Nonetheless, thinking that roughly 6,000 clinical tools remain in use for numerous medical treatments in India. Still, just around 1,500 BIS standards are currently available, the Ministry of Health and Household Welfare has authorized all stakeholders to also assess items under the Medical Device Rules (MDR), 2017.

“If no BIS requirements are readily available, then just various other standards of the MDR may be applied,” it claimed. The relocation seeks to enhance the quality, security, and performance of medical devices and IVDs, along with reinforcing the pan-India testing infrastructure, it added. 

India heavily depends on imported clinical tools, which account for 80% of its supplies. Importing, producing, advertising, and marketing these gadgets requires a license.

Aligning Testing Standards 

The CDSCO, with the Pharmacopoeia Commission, has set its testing requirements straightened with World Health Organization (WHO) standards, with MDR serving as a compliance checklist for makers. In cases where BIS or MDR criteria are not readily available, screening may adhere to criteria developed by the International Organization for Standardization (ISO), and the International Electrotechnical Commission (IEC). 

Security: Top Priority 

Sector specialists welcomed the step. “BIS screening norms play an important function in guaranteeing clinical gadgets’ top quality and security. These standards would certainly make sure extensive testing and examination, which ensures their compliance with nationwide safety and performance needs,” claimed Jatin Mahajan, assistant, Association of Diagnostic Manufacturers of India.

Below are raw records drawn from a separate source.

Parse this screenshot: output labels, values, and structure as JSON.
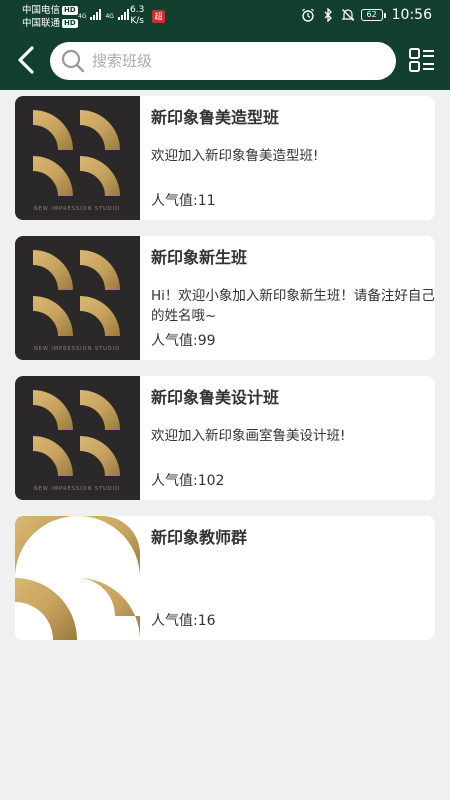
{
  "status_bar": {
    "carrier1": "中国电信",
    "carrier2": "中国联通",
    "hd": "HD",
    "net_tag": "4G",
    "speed_value": "6.3",
    "speed_unit": "K/s",
    "app_badge": "超",
    "battery": "62",
    "time": "10:56"
  },
  "header": {
    "search_placeholder": "搜索班级"
  },
  "popularity_prefix": "人气值:",
  "classes": [
    {
      "title": "新印象鲁美造型班",
      "description": "欢迎加入新印象鲁美造型班!",
      "popularity": "人气值:11",
      "thumb_style": "dark",
      "studio_caption": "NEW IMPRESSION STUDIO"
    },
    {
      "title": "新印象新生班",
      "description": "Hi！欢迎小象加入新印象新生班！请备注好自己的姓名哦~",
      "popularity": "人气值:99",
      "thumb_style": "dark",
      "studio_caption": "NEW IMPRESSION STUDIO"
    },
    {
      "title": "新印象鲁美设计班",
      "description": "欢迎加入新印象画室鲁美设计班!",
      "popularity": "人气值:102",
      "thumb_style": "dark",
      "studio_caption": "NEW IMPRESSION STUDIO"
    },
    {
      "title": "新印象教师群",
      "description": "",
      "popularity": "人气值:16",
      "thumb_style": "light",
      "studio_caption": ""
    }
  ],
  "colors": {
    "header": "#13402e",
    "gold": "#c7a35e",
    "dark_thumb": "#2b2829"
  }
}
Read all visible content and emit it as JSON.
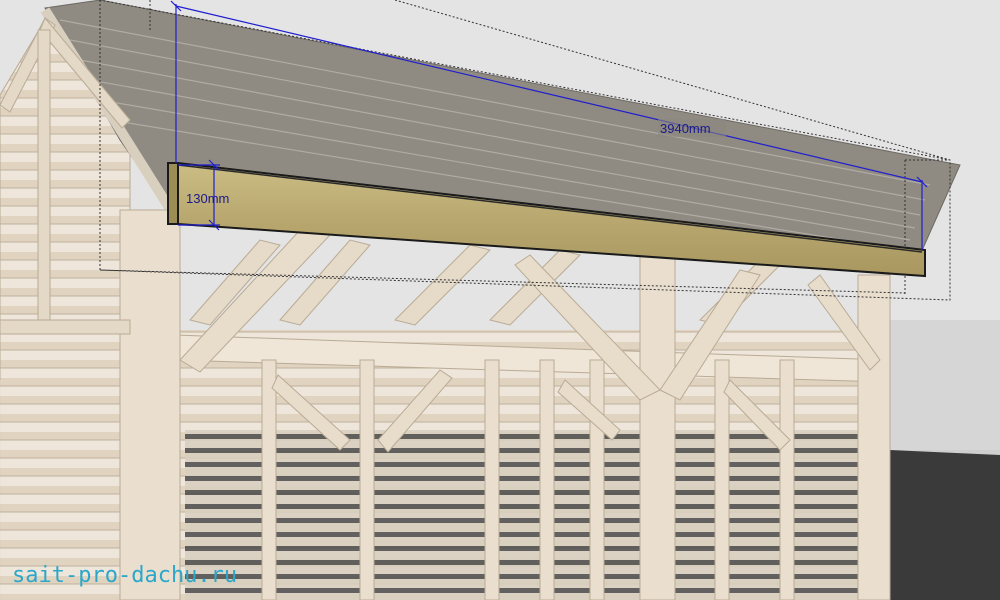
{
  "dimensions": {
    "length_label": "3940mm",
    "height_label": "130mm"
  },
  "watermark": {
    "text": "sait-pro-dachu.ru"
  },
  "colors": {
    "sky": "#e6e6e6",
    "roof": "#8c877f",
    "timber_ghost": "#e8dccb",
    "timber_edge": "#b9ab95",
    "beam": "#b8a870",
    "dimension_line": "#1f1fcf",
    "watermark": "#2aa7c9"
  }
}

“Adherence to BIS standards not only instills the count on of healthcare providers and individuals in the reliability of the tools, but additionally advertises harmonization of market standards. Additionally, they help mitigate risks related to using medical tools, consequently safeguarding public health and improving India’s healthcare infrastructure,” he included.

Adapting Standards 

According to Rajiv Nath, forum planner at the Association of Indian Manufacturers of Medical Devices (AiMeD), licensed producers, declaring to comply with the BIS criteria, need to exhibit conformity by obtaining their items checked at the National Accreditation Board for Testing and Calibration Laboratories (NABL)- approved labs. 

Additionally, they can set up internal labs, which are accredited specifically for BIS requirements, and publish the in-house examination outcomes. “Just any accreditation insurance claim to some other product screening standards will certainly refrain from doing.”

“Medical gadgets are regularly undertaking adjustment and innovation so it may not be possible for every product to have an existing BIS or ISO product standards, for this reason, the MDR 17 allows producers to lay down their own item requirements or joint industry criteria,” Nath explained.

“But whatever they declare, they need to demonstrate compliance by tasting testing as part of a conformity assessment and danger monitoring framework to ensure consistent top quality for ensuring people’s safety and security.”